L'intellectuel et le pouvoir (extraits)
Quand on est intellectuel de renom et qu'on a associé son nom à des moments forts de l'histoire immédiate du pays, quand on est un homme fondamentalement honnête…, quand on est un homme de culture et quand on est pris dans les rênes du pouvoir, d'un côté, et dans ceux, du Président du Haut Conseil Islamique de l'autre, que fait-on ? Comment peut-on gérer tout cela ?

- Le Quotidien d'ORAN : - M. le Président, quels étaient les objectifs de ce colloque ?

- Dr. Bouamrane Cheikh: -Comme indiqué dans l'intitulé du colloque, il s'agit, en premier, d'unifier les concepts du fiqh, afin de lever les ambiguïtés, les malentendus et, partant, l'incompréhension qui divise les musulmans des différentes écoles. En second lieu, ce colloque veut apporter des clarifications destinées aux orientalistes… et aux journalistes… Pour l'exemple, je prends le concept de djihâd, qui est traduit par "guerre sainte". Or dans la littérature musulmane, le terme a deux acceptations : le djihâd mineur, qui consiste en la défense de sa vie, de son honneur, de ses biens, de sa communauté ou de sa patrie, et le djihâd majeur, qui consiste en une lutte de tous les jours contre ses propres instincts et ses penchants vers le mal.
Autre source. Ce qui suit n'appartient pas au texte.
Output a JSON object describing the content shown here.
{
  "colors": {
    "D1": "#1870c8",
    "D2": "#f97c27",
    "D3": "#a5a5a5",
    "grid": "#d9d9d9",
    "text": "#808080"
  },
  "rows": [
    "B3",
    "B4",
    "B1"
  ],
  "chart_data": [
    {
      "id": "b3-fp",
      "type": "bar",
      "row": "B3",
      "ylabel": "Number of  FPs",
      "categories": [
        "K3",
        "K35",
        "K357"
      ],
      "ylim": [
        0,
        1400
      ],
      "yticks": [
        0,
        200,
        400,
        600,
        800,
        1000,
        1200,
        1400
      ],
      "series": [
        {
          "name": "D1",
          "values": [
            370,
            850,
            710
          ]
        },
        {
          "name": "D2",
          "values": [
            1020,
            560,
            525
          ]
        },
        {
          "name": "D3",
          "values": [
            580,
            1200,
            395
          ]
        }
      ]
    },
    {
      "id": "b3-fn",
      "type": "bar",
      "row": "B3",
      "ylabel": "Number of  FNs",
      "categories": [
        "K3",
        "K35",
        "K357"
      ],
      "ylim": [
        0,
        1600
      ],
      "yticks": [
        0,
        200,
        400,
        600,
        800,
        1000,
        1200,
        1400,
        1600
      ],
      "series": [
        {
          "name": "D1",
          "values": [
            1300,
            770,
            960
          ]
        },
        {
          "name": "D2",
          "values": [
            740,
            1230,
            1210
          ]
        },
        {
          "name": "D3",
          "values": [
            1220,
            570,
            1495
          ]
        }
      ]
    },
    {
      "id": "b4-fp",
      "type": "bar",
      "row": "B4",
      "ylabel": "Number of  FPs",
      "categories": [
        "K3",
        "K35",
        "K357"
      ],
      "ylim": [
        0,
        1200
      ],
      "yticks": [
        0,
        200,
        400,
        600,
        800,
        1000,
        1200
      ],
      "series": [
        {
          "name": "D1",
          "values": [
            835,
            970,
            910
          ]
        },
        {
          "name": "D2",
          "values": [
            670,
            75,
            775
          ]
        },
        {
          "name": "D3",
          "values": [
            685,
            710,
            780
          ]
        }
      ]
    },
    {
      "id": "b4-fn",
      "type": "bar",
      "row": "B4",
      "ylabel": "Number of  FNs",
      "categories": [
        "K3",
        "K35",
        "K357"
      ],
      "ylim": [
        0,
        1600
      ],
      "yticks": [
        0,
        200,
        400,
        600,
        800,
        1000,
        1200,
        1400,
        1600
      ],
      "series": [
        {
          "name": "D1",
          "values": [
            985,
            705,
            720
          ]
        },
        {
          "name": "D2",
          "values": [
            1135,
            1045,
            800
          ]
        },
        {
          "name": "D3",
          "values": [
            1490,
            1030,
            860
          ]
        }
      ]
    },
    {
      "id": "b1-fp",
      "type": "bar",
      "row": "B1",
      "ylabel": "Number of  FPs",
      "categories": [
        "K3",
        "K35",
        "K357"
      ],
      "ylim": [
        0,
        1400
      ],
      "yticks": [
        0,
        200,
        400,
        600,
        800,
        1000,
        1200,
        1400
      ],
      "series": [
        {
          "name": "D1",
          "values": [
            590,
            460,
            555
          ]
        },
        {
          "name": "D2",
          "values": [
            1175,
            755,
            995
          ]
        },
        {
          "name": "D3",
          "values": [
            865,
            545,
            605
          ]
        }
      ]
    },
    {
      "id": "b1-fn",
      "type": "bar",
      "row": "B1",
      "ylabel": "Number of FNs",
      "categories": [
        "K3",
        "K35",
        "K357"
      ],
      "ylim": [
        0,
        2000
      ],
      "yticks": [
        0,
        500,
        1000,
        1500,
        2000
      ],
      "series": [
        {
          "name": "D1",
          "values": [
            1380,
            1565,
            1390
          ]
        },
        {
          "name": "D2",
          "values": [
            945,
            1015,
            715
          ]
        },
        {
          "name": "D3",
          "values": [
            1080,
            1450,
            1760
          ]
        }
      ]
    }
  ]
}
Nul ne peut se prévaloir du djihad au sens de l'Islâm, en dehors de ces deux sens.

-Q.O: - Cela suppose une médiatisation internationale importante…

-B.C: -Oui ; nous avons l'intention d'utiliser les moyens dont la presse, la télévision, les radios et autres pour que notre message puisse atteindre tous ses destinataires. En outre, tout comme l'Occident a demandé à certains pays musulmans de revoir la terminologie de leur identification dans les manuels scolaires, nous demanderons aussi aux pays de l'Occident de revoir l'image de l'Islâm et des musulmans que suggèrent leurs manuels, qui est héritée de l'époque des croisades.

-Q.O: -Qu'en est-il du dialogue des civilisations, des religions ?

-B.C: - Il ne peut y avoir de véritable dialogue qu'une fois les conditions que je viens de citer seront réunies. A ce moment-là, tous les dialogues sont possibles. Pendant 30 ans, l'UNESCO a parrainé le dialogue Nord-Sud. Mais nous nous sommes rendu compte de la vanité d'une telle démarche, tant les préjugés étaient enracinés…Les débats étaient soigneusement restreints aux approches théoriques. Aujourd'hui, ce colloque se tient après le 11 septembre qui a vu une exacerbation des agressions verbales contre l'Islâm.

-Q.O: - Justement, ne sommes-nous pas tenus, du fait du 11 septembre, de nous déterminer plus clairement en matière des droits de l'homme et de la citoyenneté ?

-B.C: - La citoyenneté ? C'est un produit de la révolution française et de la guerre d'indépendance américaine. Ce sont les chevaux de Troie de l'Occident. Quand la France produit le code de l'indigénat qui est la négation des droits de l'homme, elle n'a plus aucune leçon d'humanisme à donner...Ne parlons pas du code des Noirs, adopté au lendemain de la Révolution de 1789 et resté secret.

-Q.O: - Nous parlons de l'organisation musulmane, indépendamment de ce que fait ou ne fait pas l'Occident, pour une citoyenneté et des droits de l'homme conformes à notre vision du monde.

-B.C: - Je ne peux parler qu'en terme de communauté, une communauté musulmane qui va de l'Indonésie au Maroc et qui est dans une dynamique de village planétaire. Nous ne pouvons pas nous enfermer, seuls entre nous.

-Q.O: - Une communauté dont les peuples sont gouvernés par des régimes totalitaires, dont la plupart s'appuient sur une certaine interprétation de la religion pour asseoir leur légitimité, leur pérennité…

-B.C: - Ça, c'est de la politique et dans ce colloque, nous évitons, pour des raisons évidentes de cohésion, d'évoquer les questions politiques.